Israeli Ministers okays 800 new homes for construction in greater Jerusalem area

 

The approval of 800 new homes in Jewish towns comes in the wake of the recent surge in Palestinian terrorist activity, but at a delicate time, since the recent Quartet report lambasted Jewish home-building in Judea & Samaria as, ‘undermining the Israeli-Palestinian peace process.’

By Shlomo Cesana & Israel Hayom Staff

 

Prime Minister Benjamin Netanyahu and Defense Minister Avigdor Lieberman on Sunday approved the construction of 800 new homes in the greater Jerusalem area.

Archive photo of construction in East Jerusalem neighborhood of Har Homa. -Photo: AP

The plan includes the construction of 560 homes in the eastern Jerusalem suburb of Maaleh Adumim, 140 homes in the northeastern neighborhood of Ramot, 50 homes in the southeastern neighborhood of Har Homa, and 50 homes in the Pisgat Zeev neighborhood in east Jerusalem.

In addition, the government approved the construction of 600 homes in the Arab neighborhood of Beit Safafa.

Construction in Jewish neighborhoods built in Jerusalem after 1967, such as Ramot, or in areas beyond the Green Line, such as Maaleh Adumim, is considered diplomatically sensitive, and requires government approval. The international community has repeatedly called on Israel to refrain from extensive construction beyond the Green Line and in east Jerusalem.

The approval comes in the wake of the recent surge in Palestinian terrorist activity and occurs at a delicate time, as a recent Quartet report lambasted Israeli policies on the settlement enterprise in Judea and Samaria as undermining the Israeli-Palestinian peace process.

Netanyahu was critical of the report, blasting its comparison of the alleged “Israeli crime” of settlement construction and the Palestinian crimes of incitement to violence and terrorism.

“Israel rejects any attempt to draw moral equivalence between [Israeli] construction and terrorism. We also reject the juxtaposition of Palestinian terrorism and the violence of fringe elements within Israeli society. The former is lauded by the Palestinian leadership, while the latter is utterly denounced by Israelis across the board,” a statement by the Prime Minister’s Office said.

“Those concerned with ensuring a Jewish majority in Israel’s capital cannot promote construction exclusively for the Arab population.

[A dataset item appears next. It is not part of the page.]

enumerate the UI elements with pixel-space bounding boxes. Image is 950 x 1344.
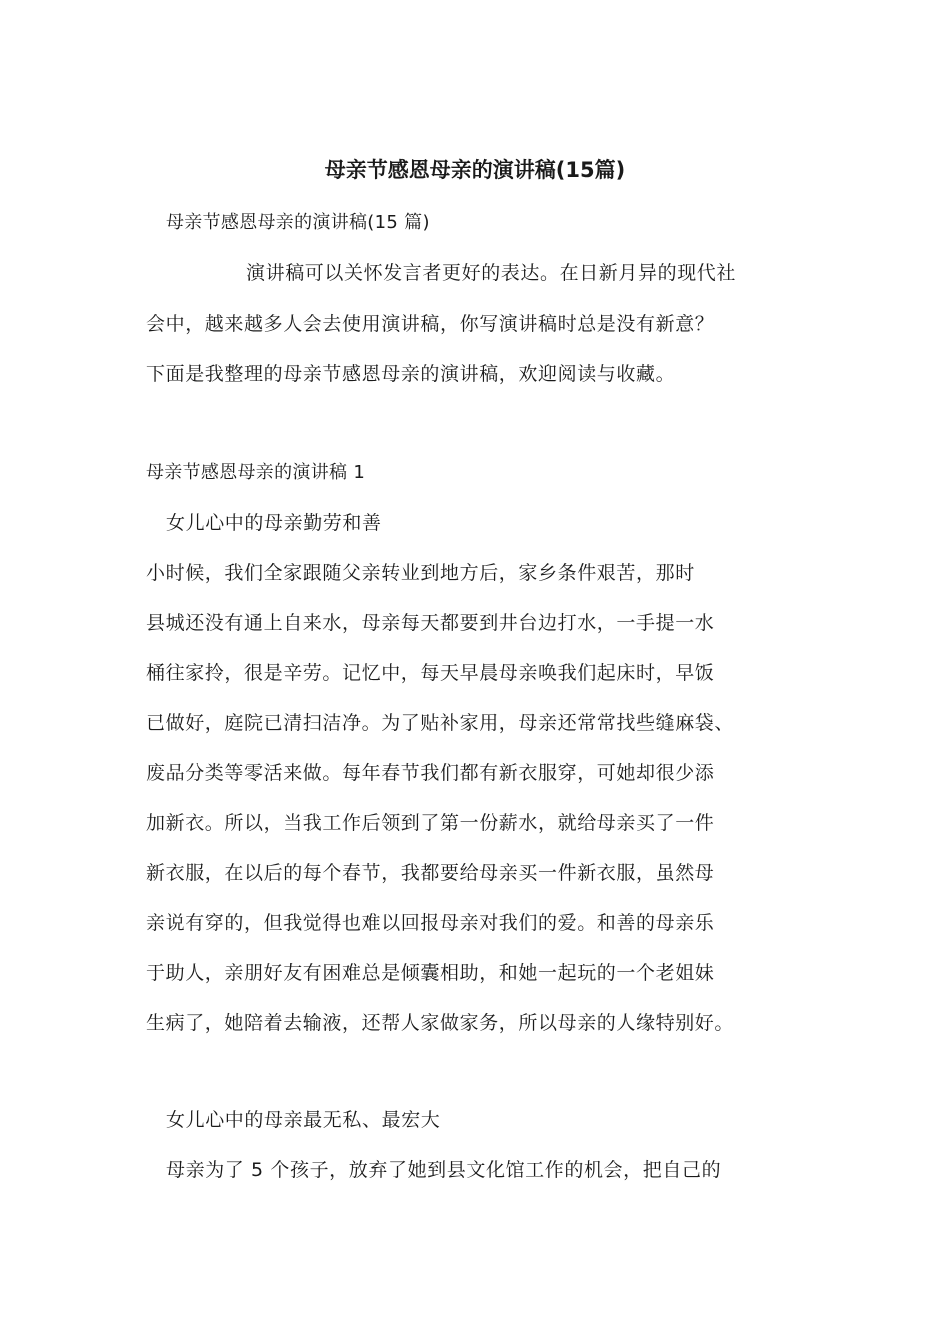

The 600 homes approved in Beit Safafa are effectively the Arab portion of the future Givat Hamatos neighborhood,” Jerusalem Affairs Minister Zeev Elkin criticized in a Facebook post.

An official in the Prime Minister’s Office dismissed the criticism as “populist.”

Meanwhile, at Sunday’s Diplomatic-Security Cabinet meeting, Education Minister Naftali Bennett and Lieberman faced off after Bennett demanded clarifications from military officials at the meeting on the prosecution of terrorists’ relatives. Lieberman instructed the officers not to reply, and he and Bennett argued over the matter.

Sources who were at the meeting told Israel Hayom the two had ironed out their differences by the time they attended the weekly cabinet meeting several hours later.

“I’ve been in office for a month and two days. I expect collegiality. If anyone has any [counterterrorism] suggestions they know how to reach me,” Lieberman said, referring to a plan Bennett outlined in a press release issued on Saturday evening. “Reading about such plans in the media is … as if we were to issue a press release about how to improve student performance in matriculation exams.”

Construction Minister Yoav Gallant also criticized Bennett’s move, saying, “A situation where a cabinet member undermines the forum is unacceptable.”

The Diplomatic-Security Cabinet’s five-hour meeting Sunday focused on new counterterrorism measures approved in its emergency session Saturday, called following the murder of 13-year-old Hallel Yaffa Ariel in her Kiryat Arba home Thursday, and the deadly shooting Friday on Route 60, in the South Hebron Hills, in which Rabbi Michael Mark, 48, a father of 10 and the director of the Otniel Yeshiva, was killed and others in his family were injured.

“We are waging a relentless war on terror, and we’re employing diverse measures, including some we haven’t used in the past,” Netanyahu said.